Odp: Jakich warsztatów unikać i dlaczego
Czekałem "tylko" godzinę i wysłuchiwałem coraz bardziej absurdalnych argumentów o zdjagnozowaniu przyczyny, kasowaniu błędów itp.
Przy poprzednim przeglądzie mechanicy z Popularnej zdjagnozowali uszkodzoną rurę interkulera. Na szczęście nie zgodziłem się na naprawę w ASO. Niestety jednak rurę kupiłem i ... okazało się, w innym warsztacie, że wszystko jest w porządku, a rura interkulera w samochodzie była zabrudzona olejem z całkiem innego źródła.
W ogóle mam wrażenie, że komputer wyłącza myślenie mechaników ASO.

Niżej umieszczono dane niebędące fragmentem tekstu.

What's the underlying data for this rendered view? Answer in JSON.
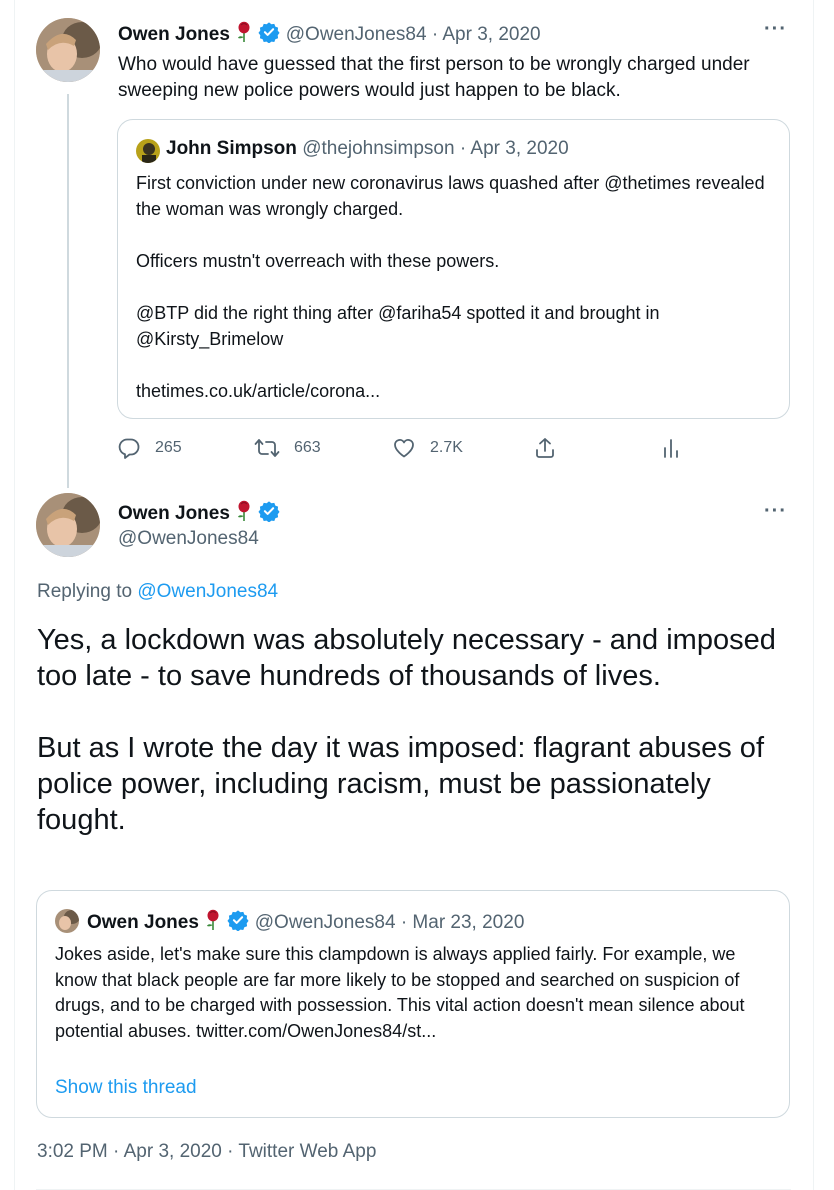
{
  "tweet1": {
    "author_name": "Owen Jones",
    "handle": "@OwenJones84",
    "date": "Apr 3, 2020",
    "text": "Who would have guessed that the first person to be wrongly charged under sweeping new police powers would just happen to be black.",
    "quoted": {
      "author_name": "John Simpson",
      "handle": "@thejohnsimpson",
      "date": "Apr 3, 2020",
      "paragraphs": [
        "First conviction under new coronavirus laws quashed after @thetimes revealed the woman was wrongly charged.",
        "Officers mustn't overreach with these powers.",
        "@BTP did the right thing after @fariha54 spotted it and brought in @Kirsty_Brimelow",
        "thetimes.co.uk/article/corona..."
      ]
    },
    "replies": "265",
    "retweets": "663",
    "likes": "2.7K"
  },
  "tweet2": {
    "author_name": "Owen Jones",
    "handle": "@OwenJones84",
    "replying_prefix": "Replying to",
    "replying_to": "@OwenJones84",
    "paragraphs": [
      "Yes, a lockdown was absolutely necessary - and imposed too late - to save hundreds of thousands of lives.",
      "But as I wrote the day it was imposed: flagrant abuses of police power, including racism, must be passionately fought."
    ],
    "quoted": {
      "author_name": "Owen Jones",
      "handle": "@OwenJones84",
      "date": "Mar 23, 2020",
      "text": "Jokes aside, let's make sure this clampdown is always applied fairly. For example, we know that black people are far more likely to be stopped and searched on suspicion of drugs, and to be charged with possession. This vital action doesn't mean silence about potential abuses. twitter.com/OwenJones84/st...",
      "show_thread": "Show this thread"
    },
    "time": "3:02 PM",
    "date": "Apr 3, 2020",
    "source": "Twitter Web App"
  },
  "separator": "·",
  "icons": {
    "more": "more-dots-icon",
    "rose": "rose-emoji-icon",
    "verified": "verified-badge-icon",
    "reply": "reply-icon",
    "retweet": "retweet-icon",
    "like": "heart-icon",
    "share": "share-icon",
    "analytics": "analytics-icon"
  },
  "colors": {
    "text": "#0f1419",
    "muted": "#536471",
    "link": "#1d9bf0",
    "border": "#cfd9de"
  }
}
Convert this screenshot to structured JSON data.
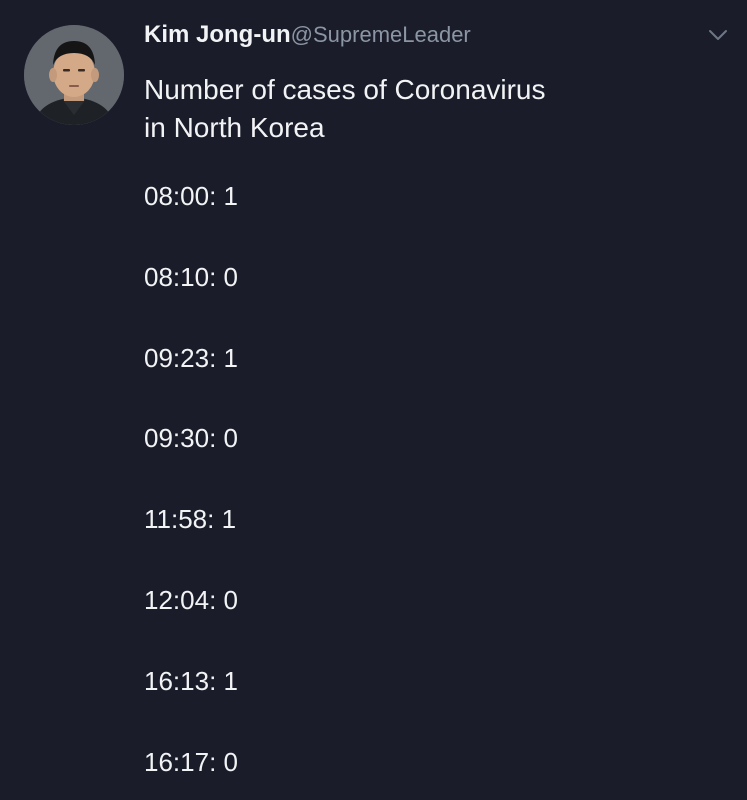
{
  "author": {
    "display_name": "Kim Jong-un",
    "handle": "@SupremeLeader"
  },
  "tweet": {
    "text_lines": [
      "Number of cases of Coronavirus",
      "in North Korea"
    ],
    "entries": [
      "08:00: 1",
      "08:10: 0",
      "09:23: 1",
      "09:30: 0",
      "11:58: 1",
      "12:04: 0",
      "16:13: 1",
      "16:17: 0"
    ]
  },
  "icons": {
    "menu": "chevron-down-icon"
  },
  "colors": {
    "background": "#1a1c2a",
    "text": "#f2f3f5",
    "secondary_text": "#8b95a3"
  }
}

W poprzednim Mondku przepaliła się żarówka ksenonowa. W ASO na Ursynowie stwierdzili, że trzeba wymienić i żarówkę i moduł elektroniczny - koszt ponad 1300 zł. Po wykonaniu naprawy reflektor świecił dziwnie wysoko. Na mój telefon powiedziano, że mogę przyjechać na poprawkę ale tylko wtedy gdy jest specjalista od komputera i ksenonów. Po ponownej poprawce przez specjalistę światła były dalej źle ustawione. Pojechałem na zwykłą stację kontroli pojazdów i ... Pan z obsługi wziął śrubokręt krzyżakowy i perfekcyjnie ustawił światła - bez komputera oczywiście - i dodatkowo stwierdził, że za taki drobiazg nie będzie brał pieniędzy.